SMOOTH_ITERATIONS: int = 10   # Passes per round (higher = smoother per round)
SMOOTH_FACTOR: float = 0.5    # 0.0–1.0, identical to Blender's Smooth factor slider
MAX_SMOOTH_ROUNDS: int = 5    # Safety cap on smooth+check rounds before repair

Run from Blender:

# Background mode (no UI):
blender --background --python smooth_remeshed.py

# With an open .blend file (useful for debugging — mesh will be visible):
blender your_file.blend --python smooth_remeshed.py

Or paste/run directly in Blender's Scripting workspace.

The script will print per-round intersection counts and whether it passed or required the geometric repair fallback.


File Reference

File Purpose Created by
bisect_head_torso.py Cut mesh + export indices — (run in Blender)
RemeshVertices.py Selective remesh of boundary — (run with Python)
smooth_remeshed.py Seam smoothing + intersection repair — (run in Blender)
save_indices.py Standalone helper to export selected face indices from Blender manually
mesh_in_cut.ply Cut mesh (head removed) Step 1
mesh_in_vertices.txt Boundary vertex indices Step 1
selected_faces.txt Boundary face indices Step 1
cut_plane.json Cut plane world-space geometry Step 1
mesh_in_remeshed.ply Selectively remeshed mesh Step 2
remesh_log_*.txt Remesh statistics log Step 2
mesh_smoothed.ply Final smoothed output mesh Step 3

Troubleshooting

Remesh spreads over the whole mesh (dilation issue) The BFS dilation is clipped to a spatial bounding box around the original selection. Check the Faces within bbox line in the remesh log. If the number is very high, your original selection may be too large or spread across the mesh.
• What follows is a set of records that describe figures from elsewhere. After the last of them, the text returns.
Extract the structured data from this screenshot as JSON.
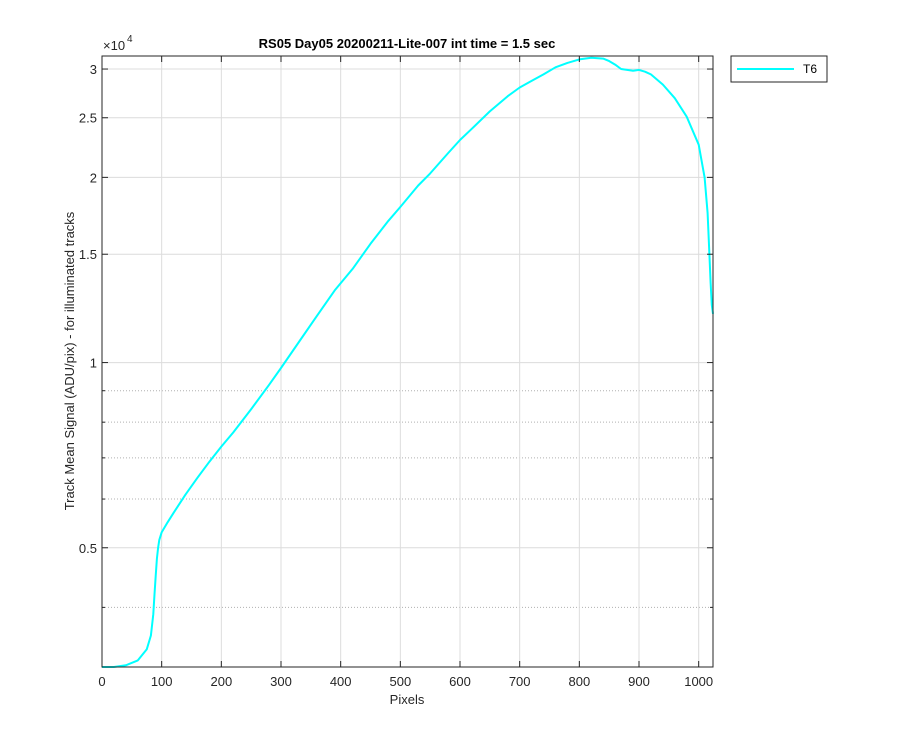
{
  "chart_data": {
    "type": "line",
    "title": "RS05 Day05 20200211-Lite-007 int time = 1.5 sec",
    "xlabel": "Pixels",
    "ylabel": "Track Mean Signal (ADU/pix) - for illuminated tracks",
    "y_scale": "log",
    "y_multiplier_label": "×10",
    "y_multiplier_exponent": "4",
    "xlim": [
      0,
      1024
    ],
    "ylim": [
      3200,
      31500
    ],
    "x_ticks": [
      0,
      100,
      200,
      300,
      400,
      500,
      600,
      700,
      800,
      900,
      1000
    ],
    "x_tick_labels": [
      "0",
      "100",
      "200",
      "300",
      "400",
      "500",
      "600",
      "700",
      "800",
      "900",
      "1000"
    ],
    "y_ticks": [
      5000,
      10000,
      15000,
      20000,
      25000,
      30000
    ],
    "y_tick_labels": [
      "0.5",
      "1",
      "1.5",
      "2",
      "2.5",
      "3"
    ],
    "grid": true,
    "legend_location": "outside-top-right",
    "series": [
      {
        "name": "T6",
        "color": "#00ffff",
        "x": [
          0,
          20,
          40,
          60,
          75,
          82,
          86,
          88,
          90,
          92,
          94,
          96,
          100,
          110,
          120,
          140,
          160,
          180,
          200,
          220,
          250,
          280,
          300,
          330,
          360,
          390,
          420,
          450,
          480,
          500,
          530,
          550,
          580,
          600,
          620,
          650,
          680,
          700,
          720,
          740,
          760,
          780,
          800,
          820,
          840,
          850,
          860,
          870,
          880,
          890,
          900,
          910,
          920,
          940,
          960,
          980,
          1000,
          1010,
          1015,
          1018,
          1020,
          1022,
          1024
        ],
        "y": [
          3200,
          3200,
          3220,
          3280,
          3420,
          3600,
          3900,
          4200,
          4500,
          4800,
          5000,
          5150,
          5300,
          5500,
          5700,
          6100,
          6500,
          6900,
          7300,
          7700,
          8400,
          9200,
          9800,
          10800,
          11900,
          13100,
          14200,
          15600,
          17000,
          17900,
          19400,
          20300,
          21900,
          23000,
          24000,
          25600,
          27100,
          28000,
          28700,
          29400,
          30200,
          30700,
          31100,
          31300,
          31200,
          30900,
          30500,
          30000,
          29900,
          29800,
          29900,
          29700,
          29400,
          28300,
          26900,
          25100,
          22600,
          20000,
          17500,
          15000,
          13500,
          12400,
          12000
        ]
      }
    ]
  }
}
No vertices selected in step 3 The margin_factor stored in cut_plane.json (from step 1) controls the selection band width. If the remesher moved vertices significantly, the band may miss them. Increase MARGIN_FACTOR in bisect_head_torso.py and re-run step 1 to regenerate cut_plane.json.

Self-intersections remain after smoothing The script automatically falls back to bpy.ops.mesh.intersect(use_self=True) which cuts the mesh at the actual intersection lines and resolves them geometrically. Increase MAX_SMOOTH_ROUNDS if you want more smoothing attempts before the repair.

Step 2 is very slow / appears stuck Normal for large meshes. Progress is printed every chunk. The selection re-injection (range-based) and the remesh itself (20 iterations) are the slow parts. Check the console for Starting remeshing on N faces... — once you see that, the remesher is running.